Saville got down himself. He dusted his coat.

‘That’s been very good of you,’ his wife had said.

‘Aye, it’s helped us a lot. I don’t know how long it’d have taken me to carry that lot.’ Saville gestured back the way they’d come. ‘We’d be still up yonder, I should think, for one thing; and for another, my arms might have easily dropped off after all that carrying.’ He glanced over at the boy: he was gazing at the horse, then at the cart.

‘Well, I wish you a good holiday, then,’ the milkman said. He climbed into the cart and took the reins. ‘Get back to me round afore they’ve noticed.’

‘It’s been very good of you,’ his wife had said again.

They watched him turn the cart: he waved; the horse trotted out to the road then disappeared across the bridge.

‘Well, that was a damn good turn. I suppose we shall have to wait though. It’s put us thirty minutes early,’ Saville said.

He took the cases over to the booking-hall. There was no one there. The bare wooden floor was dusty.

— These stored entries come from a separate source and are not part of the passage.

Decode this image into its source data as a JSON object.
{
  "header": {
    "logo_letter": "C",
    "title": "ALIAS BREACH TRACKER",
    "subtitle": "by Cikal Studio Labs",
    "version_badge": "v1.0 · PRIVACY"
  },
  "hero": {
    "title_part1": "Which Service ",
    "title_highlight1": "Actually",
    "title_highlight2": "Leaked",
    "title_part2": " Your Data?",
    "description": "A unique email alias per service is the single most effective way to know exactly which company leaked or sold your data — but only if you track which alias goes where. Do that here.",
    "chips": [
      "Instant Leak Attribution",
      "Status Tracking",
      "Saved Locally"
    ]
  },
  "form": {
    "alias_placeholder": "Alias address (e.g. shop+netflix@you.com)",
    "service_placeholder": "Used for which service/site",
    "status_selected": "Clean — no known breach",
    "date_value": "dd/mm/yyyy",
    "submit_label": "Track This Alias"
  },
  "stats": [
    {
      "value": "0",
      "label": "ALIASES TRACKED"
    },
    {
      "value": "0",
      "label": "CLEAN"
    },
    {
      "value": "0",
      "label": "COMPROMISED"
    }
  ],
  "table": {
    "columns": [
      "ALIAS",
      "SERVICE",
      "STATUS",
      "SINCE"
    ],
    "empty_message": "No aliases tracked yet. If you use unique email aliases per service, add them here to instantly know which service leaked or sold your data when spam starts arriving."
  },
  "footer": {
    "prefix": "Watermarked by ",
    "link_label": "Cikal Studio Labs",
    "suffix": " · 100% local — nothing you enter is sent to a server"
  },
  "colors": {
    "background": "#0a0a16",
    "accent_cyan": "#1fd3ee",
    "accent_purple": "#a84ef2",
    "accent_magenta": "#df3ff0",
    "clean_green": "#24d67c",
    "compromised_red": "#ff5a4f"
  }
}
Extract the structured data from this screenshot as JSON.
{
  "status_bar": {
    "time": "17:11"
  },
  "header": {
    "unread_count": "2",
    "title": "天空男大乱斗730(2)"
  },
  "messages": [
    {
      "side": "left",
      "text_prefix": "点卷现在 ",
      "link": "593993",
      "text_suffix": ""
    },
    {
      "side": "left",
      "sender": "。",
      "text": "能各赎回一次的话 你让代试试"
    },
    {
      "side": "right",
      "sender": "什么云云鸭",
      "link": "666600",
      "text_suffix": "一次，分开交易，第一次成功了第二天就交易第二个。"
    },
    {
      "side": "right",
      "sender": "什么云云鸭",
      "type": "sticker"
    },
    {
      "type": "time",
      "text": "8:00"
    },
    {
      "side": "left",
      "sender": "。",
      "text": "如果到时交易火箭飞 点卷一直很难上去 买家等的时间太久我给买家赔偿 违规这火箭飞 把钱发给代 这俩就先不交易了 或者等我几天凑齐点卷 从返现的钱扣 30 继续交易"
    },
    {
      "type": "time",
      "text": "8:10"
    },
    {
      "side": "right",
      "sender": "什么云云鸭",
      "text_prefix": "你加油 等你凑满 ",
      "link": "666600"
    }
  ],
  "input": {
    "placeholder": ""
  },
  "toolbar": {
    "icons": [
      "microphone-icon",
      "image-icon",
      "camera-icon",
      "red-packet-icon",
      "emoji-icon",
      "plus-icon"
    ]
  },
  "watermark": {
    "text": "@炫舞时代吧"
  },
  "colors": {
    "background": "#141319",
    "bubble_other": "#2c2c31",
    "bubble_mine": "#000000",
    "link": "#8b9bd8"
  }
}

A planked walk took them through to a metal bridge: as they crossed over it they could see the rails below. A flight of stone steps, steep and narrow, took them down to the platform the other side.

He set the two cases down by a wooden seat.

‘I’ll go back up’, he said, ‘and get the tickets.’

Looking back from the booking-hall, he could see his wife and the boy standing by the cases; after one or two moments his wife sat down. The boy wandered over to the edge of the platform; he gazed down at the single track, looked up briefly towards the booking-hall, then turned and crossed the platform.

A goods train came slowly through the station; the bridge for a moment was hidden by smoke. The station itself had vanished; when the smoke had cleared his wife and the boy were standing at the edge of the platform watching the row of wagons pass.

The booking-clerk came through from an office at the rear: Saville paid for the tickets and, having re-crossed the bridge, went down the narrow steps and joined them.

The town had been built in the angle of a shallow bay. To the north, overlooking the houses, stood a ruined castle. It had been built on a peninsula of ochreish-looking rock which swung round, like a long arm, above the red-tiled roofs of the town itself; all that remained of the castle was a long, sprawling wall, and the dismembered section of a large, square-shaped keep. Around the foot of the headland formed by this peninsula ran a wide road, below which the sea boiled and frothed; even in calm weather it came up against the wall below the road in a heavy swell, following its sharply curved contour round to the shelter of the harbour on one side and to a broader, somewhat deeper bay to the north.

When the tide was out there were wide, sandy beaches. The house where they were staying lay to the south of the castle, near the harbour; from the upper windows they could see into the bay: they could see the white, glistening pleasure-boats as they churned in and out on their trips along the coast, and the fishing-smacks that lay in droves against the harbour wall, one fastened to another, and the crowds of people on the beach itself.